Isabel Schnabel, Member of the Executive Board of the European Central Bank (ECB), was interviewed by Jana Randow and Mark Schrörs on December 3, 2025.

She noted that the euro area economy has been more resilient than expected despite global disruptions. The ECB upgraded its 2025 growth projection, with incoming data indicating continued growth in the fourth quarter. The European Commission’s Economic Sentiment Indicator is at its highest since April 2023, and Purchasing Managers’ Indices suggest solid expansion mainly driven by services, while manufacturing remains sluggish.

The economy is expected to grow above potential, supported by domestic demand, a robust labor market, fiscal expansion, and private investment, including AI-related activities. The outlook has improved, and downside risks to growth have decreased significantly.

Schnabel highlighted that uncertainty has diminished, partly due to new trade agreements, supporting future economic activity. Risks are now tilted to the upside compared to September projections.

Inflation is around 2%, with medium-term projections also near this level. Temporary volatility may occur due to energy prices and EU Emissions Trading System 2 (ETS2). Underlying inflation, especially services inflation, remains a challenge due to strong wage growth and demographic factors. Goods inflation remains below 2%, with some pressures from currency strength and lower energy prices easing.

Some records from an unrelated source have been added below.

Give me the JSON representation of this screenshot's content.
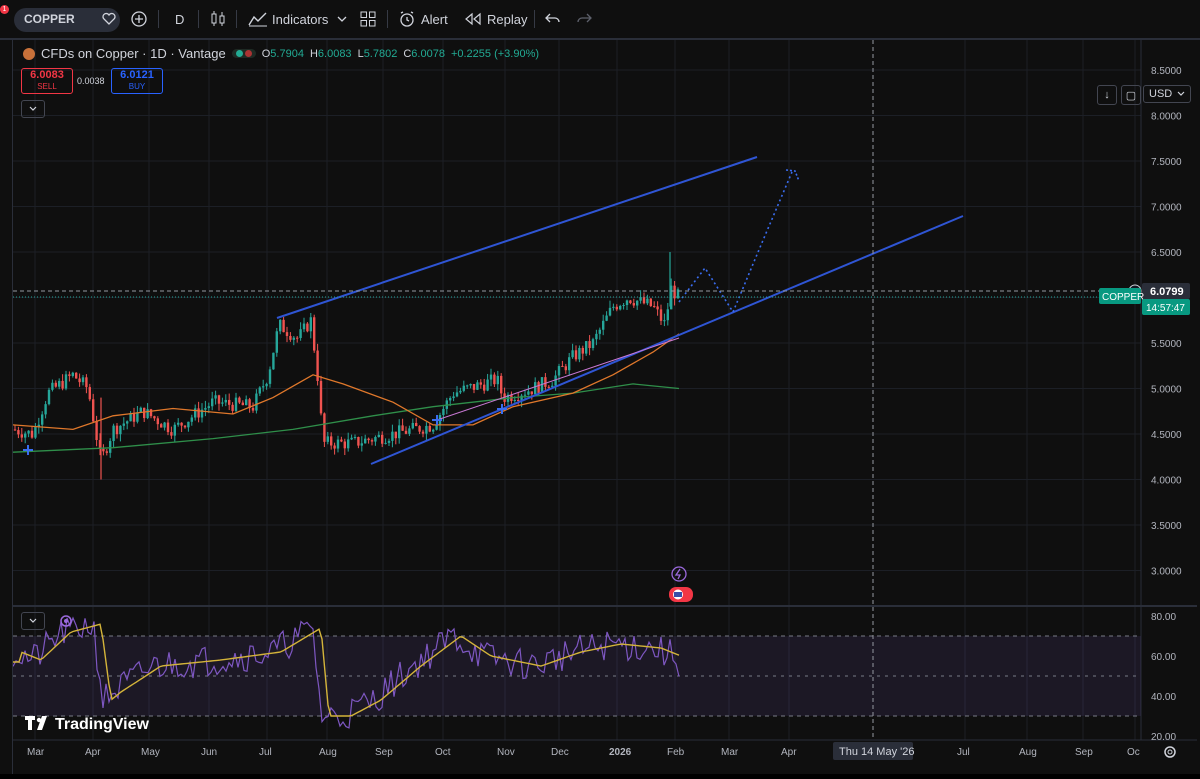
{
  "toolbar": {
    "symbol": "COPPER",
    "notification_count": "1",
    "interval": "D",
    "indicators_label": "Indicators",
    "alert_label": "Alert",
    "replay_label": "Replay"
  },
  "legend": {
    "title": "CFDs on Copper · 1D · Vantage",
    "o_label": "O",
    "o_value": "5.7904",
    "h_label": "H",
    "h_value": "6.0083",
    "l_label": "L",
    "l_value": "5.7802",
    "c_label": "C",
    "c_value": "6.0078",
    "change": "+0.2255 (+3.90%)",
    "sell_price": "6.0083",
    "sell_label": "SELL",
    "spread": "0.0038",
    "buy_price": "6.0121",
    "buy_label": "BUY"
  },
  "right_controls": {
    "currency": "USD"
  },
  "price_axis": {
    "ticks": [
      "8.5000",
      "8.0000",
      "7.5000",
      "7.0000",
      "6.5000",
      "6.0000",
      "5.5000",
      "5.0000",
      "4.5000",
      "4.0000",
      "3.5000",
      "3.0000"
    ],
    "crosshair_price": "6.0799",
    "last_price_tag": "COPPER",
    "countdown": "14:57:47"
  },
  "rsi_axis": {
    "ticks": [
      "80.00",
      "60.00",
      "40.00",
      "20.00"
    ]
  },
  "time_axis": {
    "ticks": [
      "Mar",
      "Apr",
      "May",
      "Jun",
      "Jul",
      "Aug",
      "Sep",
      "Oct",
      "Nov",
      "Dec",
      "2026",
      "Feb",
      "Mar",
      "Apr",
      "Jul",
      "Aug",
      "Sep",
      "Oc"
    ],
    "crosshair_label": "Thu 14 May '26"
  },
  "branding": {
    "logo": "TradingView"
  },
  "colors": {
    "up": "#26a69a",
    "down": "#ef5350",
    "channel": "#2f55d4",
    "ma_fast": "#e0782b",
    "ma_slow": "#2f8f4a",
    "rsi": "#7e57c2",
    "rsi_ma": "#d4b43a",
    "accent_green": "#089981",
    "background": "#0f0f0f"
  },
  "chart_data": {
    "type": "candlestick",
    "title": "CFDs on Copper · 1D · Vantage",
    "ylim": [
      2.7,
      8.6
    ],
    "x": [
      "Mar",
      "Apr",
      "May",
      "Jun",
      "Jul",
      "Aug",
      "Sep",
      "Oct",
      "Nov",
      "Dec",
      "2026",
      "Feb"
    ],
    "close": [
      4.55,
      4.85,
      4.45,
      4.6,
      4.75,
      5.0,
      5.55,
      4.45,
      4.55,
      5.0,
      5.1,
      5.0,
      5.4,
      5.9,
      6.0
    ],
    "ma_fast_approx": [
      4.6,
      4.7,
      4.75,
      4.8,
      5.05,
      4.8,
      4.6,
      4.7,
      4.85,
      5.0,
      5.2,
      5.6
    ],
    "ma_slow_approx": [
      4.3,
      4.35,
      4.4,
      4.45,
      4.55,
      4.6,
      4.7,
      4.8,
      4.85,
      4.95,
      5.0,
      5.1
    ],
    "channel_upper": {
      "from": [
        "Jul",
        5.75
      ],
      "to": [
        "Mar 2026",
        7.55
      ]
    },
    "channel_lower": {
      "from": [
        "Aug",
        4.15
      ],
      "to": [
        "Jun 2026",
        6.9
      ]
    },
    "rsi": {
      "range": [
        20,
        80
      ],
      "levels": [
        70,
        50,
        30
      ]
    }
  }
}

She emphasized that inflation risks are tilted to the upside, with persistent food inflation and higher inflation expectations across horizons. The ECB considers deviations from target as moderate, analyzing their causes and potential for persistence, especially in relation to inflation expectations.

Schnabel stated that the ECB does not currently see a need for rate cuts and expects rates to remain stable unless shocks occur. Market expectations for a rate hike in 2026 or 2027 are seen as uncertain but plausible. She noted that global rate hikes, particularly in the US, could influence the euro area through exchange rates and long-term rates, but ECB policy remains independent.

Regarding liquidity, she explained that excess liquidity remains abundant, with normalization progressing smoothly. The transition to less ample liquidity is expected around the second half of 2026, with structural operations to be discussed in 2026. The ECB considers combining structural refinancing operations with bond portfolios for liquidity management.

On bond yields, she noted that corporate bond spreads are increasingly driven by firm-specific factors, indicating greater market integration. Public debt sustainability depends on growth and prudent use of borrowed funds. Schnabel refrained from commenting on specific German fiscal decisions but emphasized the importance of structural reforms alongside fiscal spending.

She discussed AI’s potential impact, noting increased investments and productivity gains over the long term, though estimates vary. Regarding banking regulation, she supports simplification but warns against loosening standards that have contributed to financial stability post-2008 crisis.

On digital currencies, Schnabel sees stablecoins as beneficial for cross-border payments but emphasizes the importance of the digital euro for domestic transactions, citing concerns about financial stability and monetary sovereignty. She acknowledged that a German ECB president could be a possibility, stating she would be ready if asked.